Nice job. And thanks for the reminder to not force Transactions but rather use the transaction forms built-in to the abstraction services (SQLSRV, PDO, etc.). I was just about to...
Thanks! I'm glad you found it helpful...hopefully, others will too. :-)
First example seemes to me somehow wrong.
if( $stmt1 && $stmt2 )
{
sqlsrv_commit( $conn );
echo "Transaction was committed.<br/>";
...
}
if sqlsrv_commit throws exception, as it might, your data will get corrupted. Instead of if( $stmt1 && $stmt2 ) you should do something like:
try {
(..)
} catch (Exception $e) {
sqlsrv_rollback( $conn );
this way You are 100% sure, your data will not get corrupted.
@yon85-
Thanks for the comment. I agree with you that some sort of error handling should be done for the call to sqlsrv_commit.

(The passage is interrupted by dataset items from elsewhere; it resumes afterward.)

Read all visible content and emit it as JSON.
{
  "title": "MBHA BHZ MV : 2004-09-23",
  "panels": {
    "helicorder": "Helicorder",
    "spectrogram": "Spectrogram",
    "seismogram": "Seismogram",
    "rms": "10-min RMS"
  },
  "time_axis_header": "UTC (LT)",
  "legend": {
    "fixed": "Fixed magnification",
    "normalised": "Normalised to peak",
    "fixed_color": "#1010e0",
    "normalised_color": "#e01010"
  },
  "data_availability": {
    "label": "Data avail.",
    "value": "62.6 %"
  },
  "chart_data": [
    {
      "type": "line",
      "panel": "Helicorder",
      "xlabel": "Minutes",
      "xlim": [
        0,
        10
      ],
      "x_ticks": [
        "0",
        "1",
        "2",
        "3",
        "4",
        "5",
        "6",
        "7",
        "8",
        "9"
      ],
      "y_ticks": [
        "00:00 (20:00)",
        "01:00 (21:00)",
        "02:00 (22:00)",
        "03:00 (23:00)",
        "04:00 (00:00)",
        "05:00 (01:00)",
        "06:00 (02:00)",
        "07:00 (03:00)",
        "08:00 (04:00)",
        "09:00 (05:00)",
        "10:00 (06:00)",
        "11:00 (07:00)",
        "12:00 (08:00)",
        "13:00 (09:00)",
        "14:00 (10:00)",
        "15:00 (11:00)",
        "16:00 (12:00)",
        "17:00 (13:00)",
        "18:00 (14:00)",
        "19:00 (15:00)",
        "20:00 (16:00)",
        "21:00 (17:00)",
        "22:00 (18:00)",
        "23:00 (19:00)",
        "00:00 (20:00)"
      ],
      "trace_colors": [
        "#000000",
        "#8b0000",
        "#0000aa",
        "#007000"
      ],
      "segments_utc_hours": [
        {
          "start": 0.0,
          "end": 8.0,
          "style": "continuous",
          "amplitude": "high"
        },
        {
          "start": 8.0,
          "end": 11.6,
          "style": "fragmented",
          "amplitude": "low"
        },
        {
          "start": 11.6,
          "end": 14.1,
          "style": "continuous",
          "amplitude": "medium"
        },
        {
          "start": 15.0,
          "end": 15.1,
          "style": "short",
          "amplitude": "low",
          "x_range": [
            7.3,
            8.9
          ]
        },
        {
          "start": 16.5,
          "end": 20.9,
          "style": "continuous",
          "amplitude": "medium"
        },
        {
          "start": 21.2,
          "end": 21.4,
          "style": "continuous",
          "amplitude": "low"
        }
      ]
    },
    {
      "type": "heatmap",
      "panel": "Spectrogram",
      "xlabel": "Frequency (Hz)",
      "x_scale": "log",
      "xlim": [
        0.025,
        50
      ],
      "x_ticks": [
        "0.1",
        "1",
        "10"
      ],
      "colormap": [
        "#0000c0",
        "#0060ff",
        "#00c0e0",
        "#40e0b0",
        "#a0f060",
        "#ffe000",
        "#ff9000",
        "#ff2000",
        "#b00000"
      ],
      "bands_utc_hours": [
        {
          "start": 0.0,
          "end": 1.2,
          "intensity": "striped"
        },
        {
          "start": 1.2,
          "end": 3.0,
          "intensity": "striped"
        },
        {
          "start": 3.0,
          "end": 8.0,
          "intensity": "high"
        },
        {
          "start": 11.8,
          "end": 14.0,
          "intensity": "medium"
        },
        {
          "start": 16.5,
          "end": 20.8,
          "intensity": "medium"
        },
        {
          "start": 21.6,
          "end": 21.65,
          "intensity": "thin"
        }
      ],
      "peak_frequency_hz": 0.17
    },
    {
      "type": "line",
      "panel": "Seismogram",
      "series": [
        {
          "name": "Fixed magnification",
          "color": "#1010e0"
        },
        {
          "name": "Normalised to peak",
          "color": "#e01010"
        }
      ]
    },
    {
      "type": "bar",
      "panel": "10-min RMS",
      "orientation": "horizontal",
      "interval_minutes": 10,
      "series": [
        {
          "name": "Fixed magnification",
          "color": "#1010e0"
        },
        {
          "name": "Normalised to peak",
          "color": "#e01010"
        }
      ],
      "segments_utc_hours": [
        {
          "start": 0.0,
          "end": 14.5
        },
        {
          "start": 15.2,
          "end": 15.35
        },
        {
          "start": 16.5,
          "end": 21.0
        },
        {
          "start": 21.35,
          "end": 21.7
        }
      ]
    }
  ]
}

However, the sqlsrv extension does not support exceptions. To get any error information, you have to call sqlsrv_errors. So, something like this might work:
if($stmt1 && $stmt2)
if(!sqlsrv_commit($conn))
// call sqlsrv_errors here
// take appropriate action
else
sqlsrv_rollback($conn);
That said, the pdo_sqlsrv extension DOES support exceptions. If you use that extension, you could write code like you suggested (which is much more elegant than the code above).